Im Rahmen des Programms für Nationale VersorgungsLeitlinien (NVL) von Bundesärztekammer (BÄK), Kassenärztlicher Bundesvereinigung (KBV) und Arbeitsgemeinschaft der Wissenschaftlichen Medizinischen Fachgesellschaften (AWMF) haben die zuständigen Fachgesellschaften und Organisationen inhaltliche Eckpunkte für die 5. Auflage der NVL Chronische KHK konsentiert. Die Patientenbeteiligung wird durch die Kooperation mit der Bundesarbeitsgemeinschaft Selbsthilfe (BAG SELBSTHILFE), der Deutschen Arbeitsgemeinschaft Selbsthilfegruppen (DAG SHG) und dem Forum chronisch kranker und behinderter Menschen im Paritätischen Gesamtverband gewährleistet. Bei der Formulierung der Schlüsselfragen, Eckpunkte und Empfehlungen zur Versorgung von Menschen mit einer chronischen KHK orientierten sich die Experten an den Ausführungen der vorangegangenen Auflage der NVL Chronische KHK [1].

Das NVL-Programm zielt auf die Entwicklung und Implementierung versorgungsbereichsübergreifender Leitlinien zu ausgesuchten Erkrankungen hoher Prävalenz unter Berücksichtigung der Methoden der Evidenzbasierten Medizin (EbM). Insbesondere sind NVL inhaltliche Grundlage für die Ausgestaltung von Konzepten der strukturierten und Integrierten Versorgung [2].

Ziele des NVL-Programms sind insbesondere:

  • Empfehlungen zu versorgungsbereichsübergreifenden Vorgehensweisen für prävalente Erkrankungen entsprechend dem besten Stand der medizinischen Erkenntnisse unter Berücksichtigung der Kriterien der Evidenzbasierten Medizin zu erarbeiten und formal zu konsentieren;
  • Empfehlungen hinsichtlich der Abstimmung und Koordination der an der Versorgung beteiligten Fachdisziplinen und weiterer Fachberufe im Gesundheitswesen in den verschiedenen Versorgungsbereichen zu geben;
  • durch Einbeziehung aller an der Versorgung beteiligter Disziplinen, Organisationen und Patienten eine effektive Verbreitung und Umsetzung der Empfehlungen zu ermöglichen;
  • Berücksichtigung von NVL-Empfehlungen in der ärztlichen Aus-, Fort- und Weiterbildung und in Qualitätsmanagementsystemen sowie bei Verträgen zur Integrierten Versorgung oder strukturierten Behandlungsprogrammen;
  • Unterstützung der gemeinsamen Entscheidungsfindung zwischen Arzt und Patient durch qualitativ hochwertige Patienteninformationen und Entscheidungshilfen.
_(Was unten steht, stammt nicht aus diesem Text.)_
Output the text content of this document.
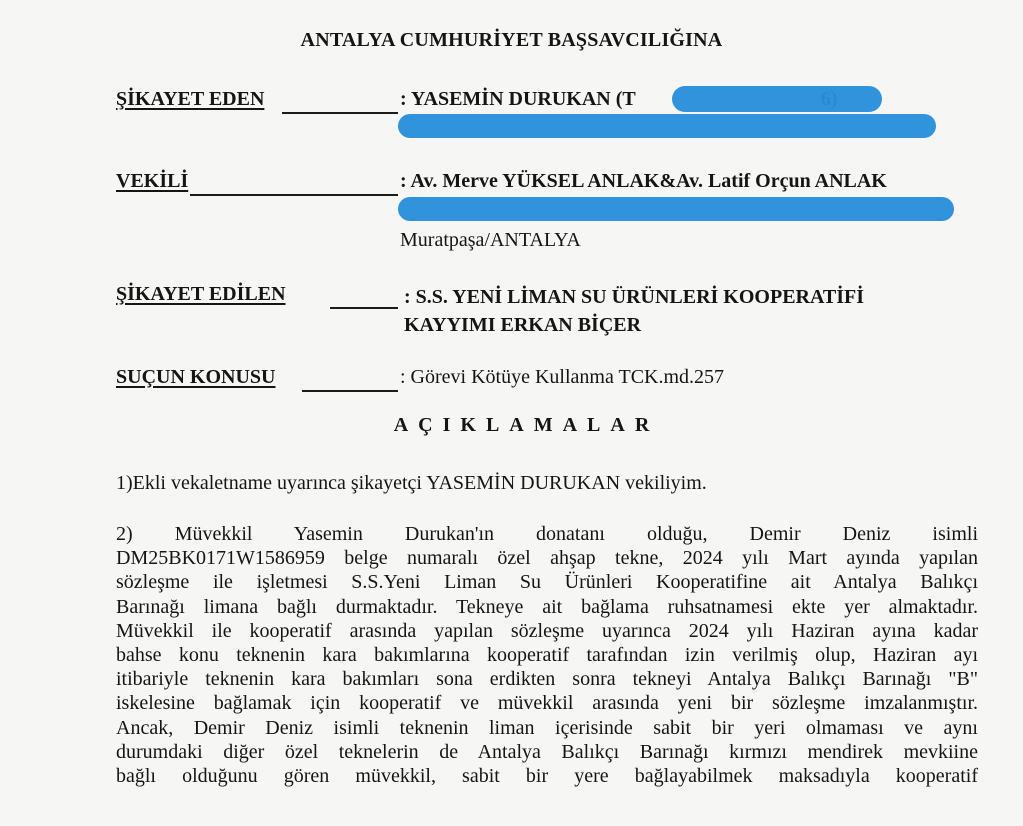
ANTALYA CUMHURİYET BAŞSAVCILIĞINA
ŞİKAYET EDEN	: YASEMİN DURUKAN (T
VEKİLİ	: Av. Merve YÜKSEL ANLAK&Av. Latif Orçun ANLAK
Muratpaşa/ANTALYA
ŞİKAYET EDİLEN	: S.S. YENİ LİMAN SU ÜRÜNLERİ KOOPERATİFİ
KAYYIMI ERKAN BİÇER
SUÇUN KONUSU	: Görevi Kötüye Kullanma TCK.md.257
AÇIKLAMALAR
1)Ekli vekaletname uyarınca şikayetçi YASEMİN DURUKAN vekiliyim.
2) Müvekkil Yasemin Durukan'ın donatanı olduğu, Demir Deniz isimli
DM25BK0171W1586959 belge numaralı özel ahşap tekne, 2024 yılı Mart ayında yapılan
sözleşme ile işletmesi S.S.Yeni Liman Su Ürünleri Kooperatifine ait Antalya Balıkçı
Barınağı limana bağlı durmaktadır. Tekneye ait bağlama ruhsatnamesi ekte yer almaktadır.
Müvekkil ile kooperatif arasında yapılan sözleşme uyarınca 2024 yılı Haziran ayına kadar
bahse konu teknenin kara bakımlarına kooperatif tarafından izin verilmiş olup, Haziran ayı
itibariyle teknenin kara bakımları sona erdikten sonra tekneyi Antalya Balıkçı Barınağı "B"
iskelesine bağlamak için kooperatif ve müvekkil arasında yeni bir sözleşme imzalanmıştır.
Ancak, Demir Deniz isimli teknenin liman içerisinde sabit bir yeri olmaması ve aynı
durumdaki diğer özel teknelerin de Antalya Balıkçı Barınağı kırmızı mendirek mevkiine
bağlı olduğunu gören müvekkil, sabit bir yere bağlayabilmek maksadıyla kooperatif
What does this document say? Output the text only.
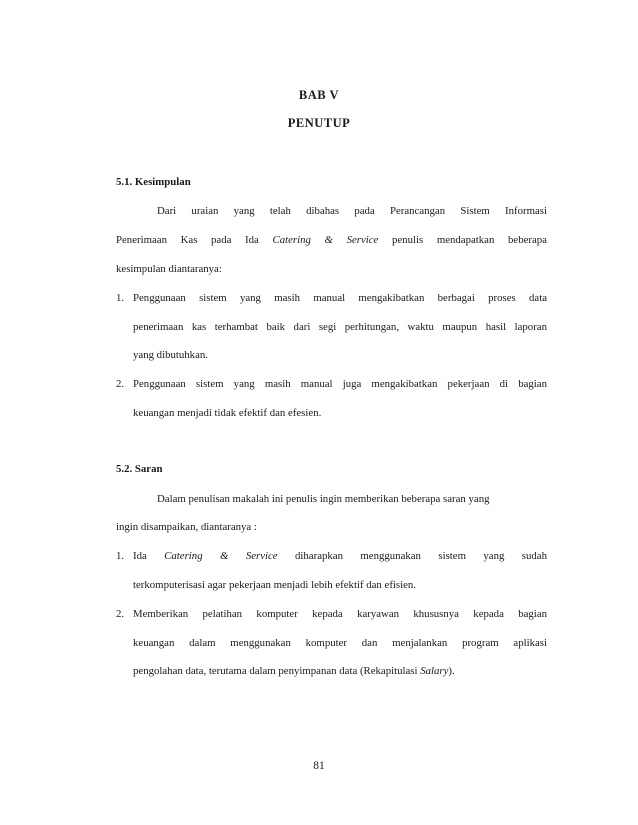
BAB V
PENUTUP
5.1. Kesimpulan
Dari uraian yang telah dibahas pada Perancangan Sistem Informasi
Penerimaan Kas pada Ida Catering & Service penulis mendapatkan beberapa
kesimpulan diantaranya:
1. Penggunaan sistem yang masih manual mengakibatkan berbagai proses data
penerimaan kas terhambat baik dari segi perhitungan, waktu maupun hasil laporan
yang dibutuhkan.
2. Penggunaan sistem yang masih manual juga mengakibatkan pekerjaan di bagian
keuangan menjadi tidak efektif dan efesien.
5.2. Saran
Dalam penulisan makalah ini penulis ingin memberikan beberapa saran yang
ingin disampaikan, diantaranya :
1. Ida Catering & Service diharapkan menggunakan sistem yang sudah
terkomputerisasi agar pekerjaan menjadi lebih efektif dan efisien.
2. Memberikan pelatihan komputer kepada karyawan khususnya kepada bagian
keuangan dalam menggunakan komputer dan menjalankan program aplikasi
pengolahan data, terutama dalam penyimpanan data (Rekapitulasi Salary).
81
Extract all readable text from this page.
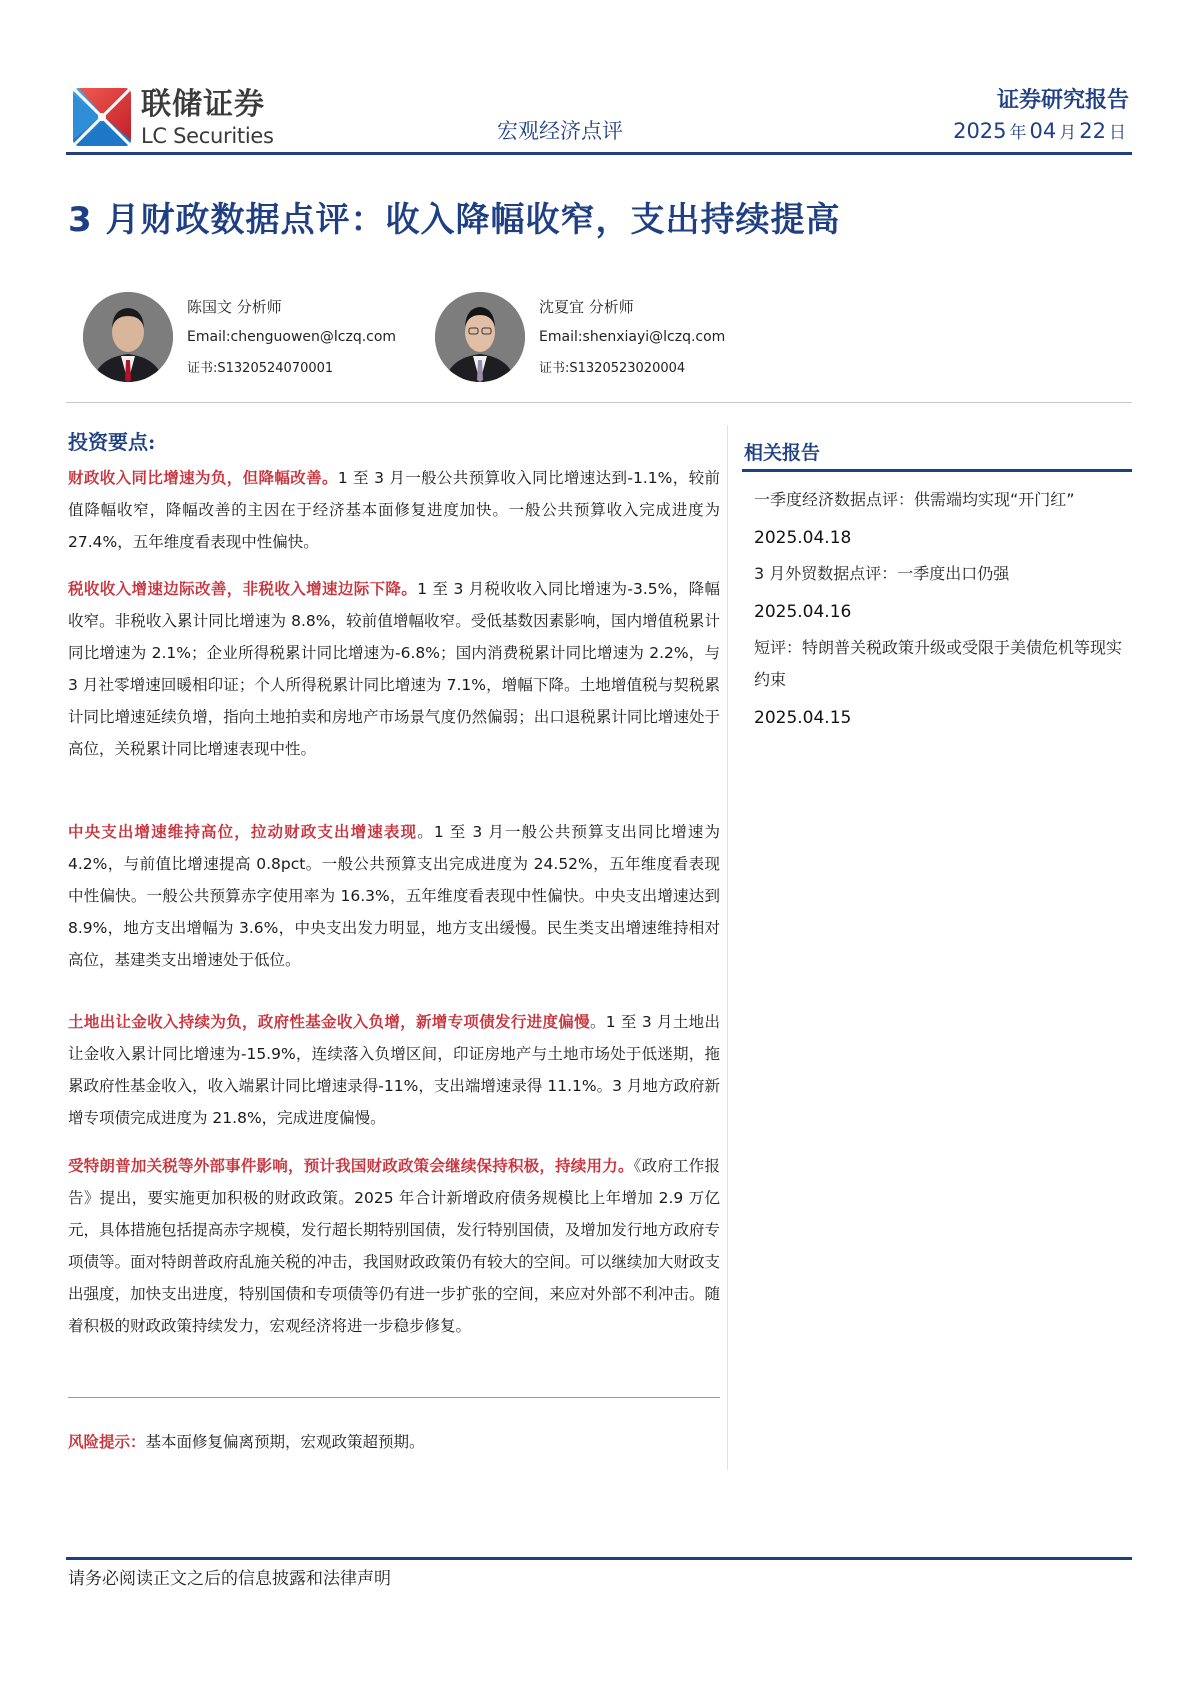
联储证券
LC Securities	宏观经济点评
证券研究报告
2025 年 04 月 22 日
3 月财政数据点评：收入降幅收窄，支出持续提高
陈国文 分析师
Email:chenguowen@lczq.com
证书:S1320524070001
沈夏宜 分析师
Email:shenxiayi@lczq.com
证书:S1320523020004
投资要点:
财政收入同比增速为负，但降幅改善。1 至 3 月一般公共预算收入同比增速达到-1.1%，较前值降幅收窄，降幅改善的主因在于经济基本面修复进度加快。一般公共预算收入完成进度为 27.4%，五年维度看表现中性偏快。
税收收入增速边际改善，非税收入增速边际下降。1 至 3 月税收收入同比增速为-3.5%，降幅收窄。非税收入累计同比增速为 8.8%，较前值增幅收窄。受低基数因素影响，国内增值税累计同比增速为 2.1%；企业所得税累计同比增速为-6.8%；国内消费税累计同比增速为 2.2%，与 3 月社零增速回暖相印证；个人所得税累计同比增速为 7.1%，增幅下降。土地增值税与契税累计同比增速延续负增，指向土地拍卖和房地产市场景气度仍然偏弱；出口退税累计同比增速处于高位，关税累计同比增速表现中性。
中央支出增速维持高位，拉动财政支出增速表现。1 至 3 月一般公共预算支出同比增速为 4.2%，与前值比增速提高 0.8pct。一般公共预算支出完成进度为 24.52%，五年维度看表现中性偏快。一般公共预算赤字使用率为 16.3%，五年维度看表现中性偏快。中央支出增速达到 8.9%，地方支出增幅为 3.6%，中央支出发力明显，地方支出缓慢。民生类支出增速维持相对高位，基建类支出增速处于低位。
土地出让金收入持续为负，政府性基金收入负增，新增专项债发行进度偏慢。1 至 3 月土地出让金收入累计同比增速为-15.9%，连续落入负增区间，印证房地产与土地市场处于低迷期，拖累政府性基金收入，收入端累计同比增速录得-11%，支出端增速录得 11.1%。3 月地方政府新增专项债完成进度为 21.8%，完成进度偏慢。
受特朗普加关税等外部事件影响，预计我国财政政策会继续保持积极，持续用力。《政府工作报告》提出，要实施更加积极的财政政策。2025 年合计新增政府债务规模比上年增加 2.9 万亿元，具体措施包括提高赤字规模，发行超长期特别国债，发行特别国债，及增加发行地方政府专项债等。面对特朗普政府乱施关税的冲击，我国财政政策仍有较大的空间。可以继续加大财政支出强度，加快支出进度，特别国债和专项债等仍有进一步扩张的空间，来应对外部不利冲击。随着积极的财政政策持续发力，宏观经济将进一步稳步修复。
风险提示：基本面修复偏离预期，宏观政策超预期。
相关报告
一季度经济数据点评：供需端均实现“开门红”
2025.04.18
3 月外贸数据点评：一季度出口仍强
2025.04.16
短评：特朗普关税政策升级或受限于美债危机等现实约束
2025.04.15
请务必阅读正文之后的信息披露和法律声明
Auf diesem Weg sollen die Qualität der Versorgung verbessert und die Stellung des Patienten gestärkt werden. Zudem wird von der Berücksichtigung der Empfehlungen eine Effizienzsteigerung im Gesundheitswesen erwartet.

Die Erarbeitung der NVL erfolgt unter wesentlicher Berücksichtigung der Konzepte des Internationalen Leitlinien-Netzwerks G-I-N [3], der Leitlinien-Empfehlungen des Europarats [4], der Beurteilungskriterien für Leitlinien von BÄK und KBV [5], des Deutschen Leitlinienbewertungsinstruments DELBI von ÄZQ und AWMF [6], [7] sowie des AWMF-Regelwerks Leitlinien [8].

Die grundlegende methodische Vorgehensweise ist im NVL-Methodenreport [9], die spezifische methodische Vorgehensweise im Leitlinienreport zur 5. Auflage der NVL Chronische KHK beschrieben [10].Der Leitlinienreport ist ein essentieller Bestandteil der Leitlinie, der aufgrund des großen Umfangs gesondert publiziert wird. Er enthält neben den Angaben zur methodischen Vorgehensweise auch Informationen zur Patientenbeteiligung, zu Verbreitungs- und Implementierungsstrategien sowie zur Berücksichtigung von Interessenkonflikten. Die NVL Chronische KHK befindet sich seit Oktober 2009 in kontinuierlicher Prüfung und kapitelweiser Überarbeitung.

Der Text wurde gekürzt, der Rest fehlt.